Le Brésil s’apprête à affronter le Japon en 16e de finale de la Coupe du Monde, et le grand absent des projecteurs, Neymar, pourrait enfin fouler la pelouse. Cependant, loin de l’aura d’antan, son retour, plus émotionnel que tactique, soulève des questions inquiétantes sur la véritable capacité de la Seleçao à aller au bout. L’ombre de ses blessures passées et un rôle désormais secondaire rappellent les échecs cuisants qui ont jalonné sa carrière internationale.
Relégué au rang de «supersub de luxe», Neymar, bien qu’unique, ne semble plus être le sauveur que le Brésil attendait. Le souvenir du Mondial 2014, marqué par sa terrible blessure et la défaite historique (7-1) face à l’Allemagne, plane toujours. À 34 ans, le meilleur buteur de l’histoire brésilienne doit accepter un rôle de simple instrument dans un orchestre qui peine à trouver sa mélodie. Cette dépendance passée à une seule star a souvent coûté cher à la sélection, et la situation actuelle pourrait bien être une répétition amère.

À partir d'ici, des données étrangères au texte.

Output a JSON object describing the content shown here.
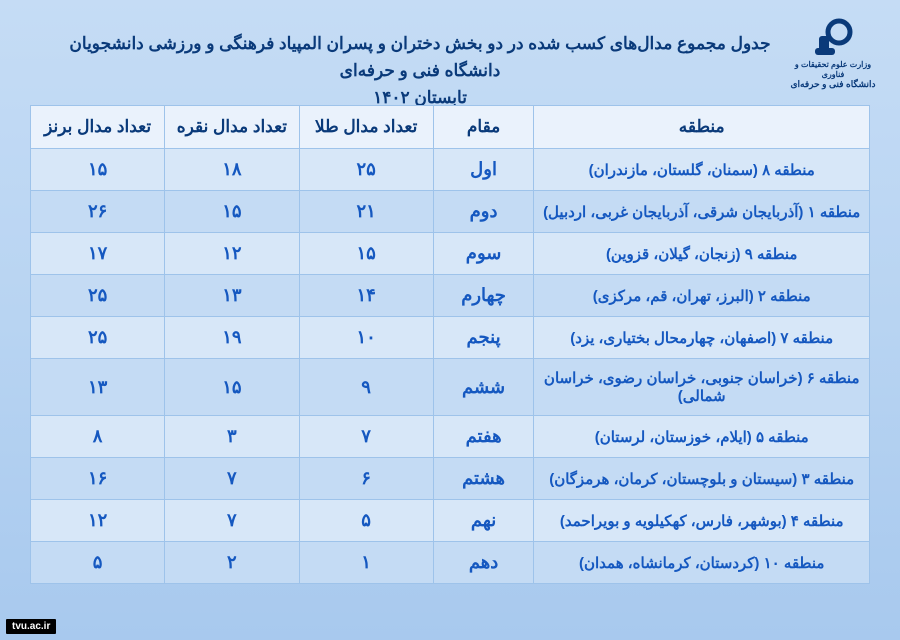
{
  "logo": {
    "caption1": "وزارت علوم تحقیقات و فناوری",
    "caption2": "دانشگاه فنی و حرفه‌ای",
    "color": "#0a3a7a"
  },
  "title": {
    "line1": "جدول مجموع مدال‌های کسب شده در دو بخش دختران و پسران المپیاد فرهنگی و ورزشی دانشجویان دانشگاه فنی و حرفه‌ای",
    "line2": "تابستان ۱۴۰۲"
  },
  "table": {
    "headers": {
      "region": "منطقه",
      "rank": "مقام",
      "gold": "تعداد مدال طلا",
      "silver": "تعداد مدال نقره",
      "bronze": "تعداد مدال برنز"
    },
    "rows": [
      {
        "region": "منطقه ۸ (سمنان، گلستان، مازندران)",
        "rank": "اول",
        "gold": "۲۵",
        "silver": "۱۸",
        "bronze": "۱۵"
      },
      {
        "region": "منطقه ۱ (آذربایجان شرقی، آذربایجان غربی، اردبیل)",
        "rank": "دوم",
        "gold": "۲۱",
        "silver": "۱۵",
        "bronze": "۲۶"
      },
      {
        "region": "منطقه ۹ (زنجان، گیلان، قزوین)",
        "rank": "سوم",
        "gold": "۱۵",
        "silver": "۱۲",
        "bronze": "۱۷"
      },
      {
        "region": "منطقه ۲ (البرز، تهران، قم، مرکزی)",
        "rank": "چهارم",
        "gold": "۱۴",
        "silver": "۱۳",
        "bronze": "۲۵"
      },
      {
        "region": "منطقه ۷ (اصفهان، چهارمحال بختیاری، یزد)",
        "rank": "پنجم",
        "gold": "۱۰",
        "silver": "۱۹",
        "bronze": "۲۵"
      },
      {
        "region": "منطقه ۶ (خراسان جنوبی، خراسان رضوی، خراسان شمالی)",
        "rank": "ششم",
        "gold": "۹",
        "silver": "۱۵",
        "bronze": "۱۳"
      },
      {
        "region": "منطقه ۵ (ایلام، خوزستان، لرستان)",
        "rank": "هفتم",
        "gold": "۷",
        "silver": "۳",
        "bronze": "۸"
      },
      {
        "region": "منطقه ۳ (سیستان و بلوچستان، کرمان، هرمزگان)",
        "rank": "هشتم",
        "gold": "۶",
        "silver": "۷",
        "bronze": "۱۶"
      },
      {
        "region": "منطقه ۴ (بوشهر، فارس، کهکیلویه و بویراحمد)",
        "rank": "نهم",
        "gold": "۵",
        "silver": "۷",
        "bronze": "۱۲"
      },
      {
        "region": "منطقه ۱۰ (کردستان، کرمانشاه، همدان)",
        "rank": "دهم",
        "gold": "۱",
        "silver": "۲",
        "bronze": "۵"
      }
    ]
  },
  "colors": {
    "header_bg": "#eaf2fc",
    "row_odd_bg": "#d7e7f8",
    "row_even_bg": "#c4dbf4",
    "border": "#9ec3ea",
    "text_header": "#0a3a7a",
    "text_cell": "#1558c0",
    "page_bg_top": "#c5dcf5",
    "page_bg_bottom": "#a8c9ee"
  },
  "watermark": "tvu.ac.ir"
}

Alors que des talents comme Vinicius Jr. tentent de briller, l’intégration in extremis de Neymar, malgré une blessure juste avant la compétition, souligne une certaine désorganisation et un manque de vision claire. Son absence prolongée entre 2023 et 2026 n’a fait que renforcer l’incertitude autour de sa capacité à influencer positivement le jeu. Le pari risqué de Carlo Ancelotti pourrait bien se retourner contre le Brésil, transformant un potentiel atout en un boulet lourd à traîner. Le match contre le Japon ce soir révélera peut-être l’ampleur des dégâts, ou l’illusion d’un renouveau.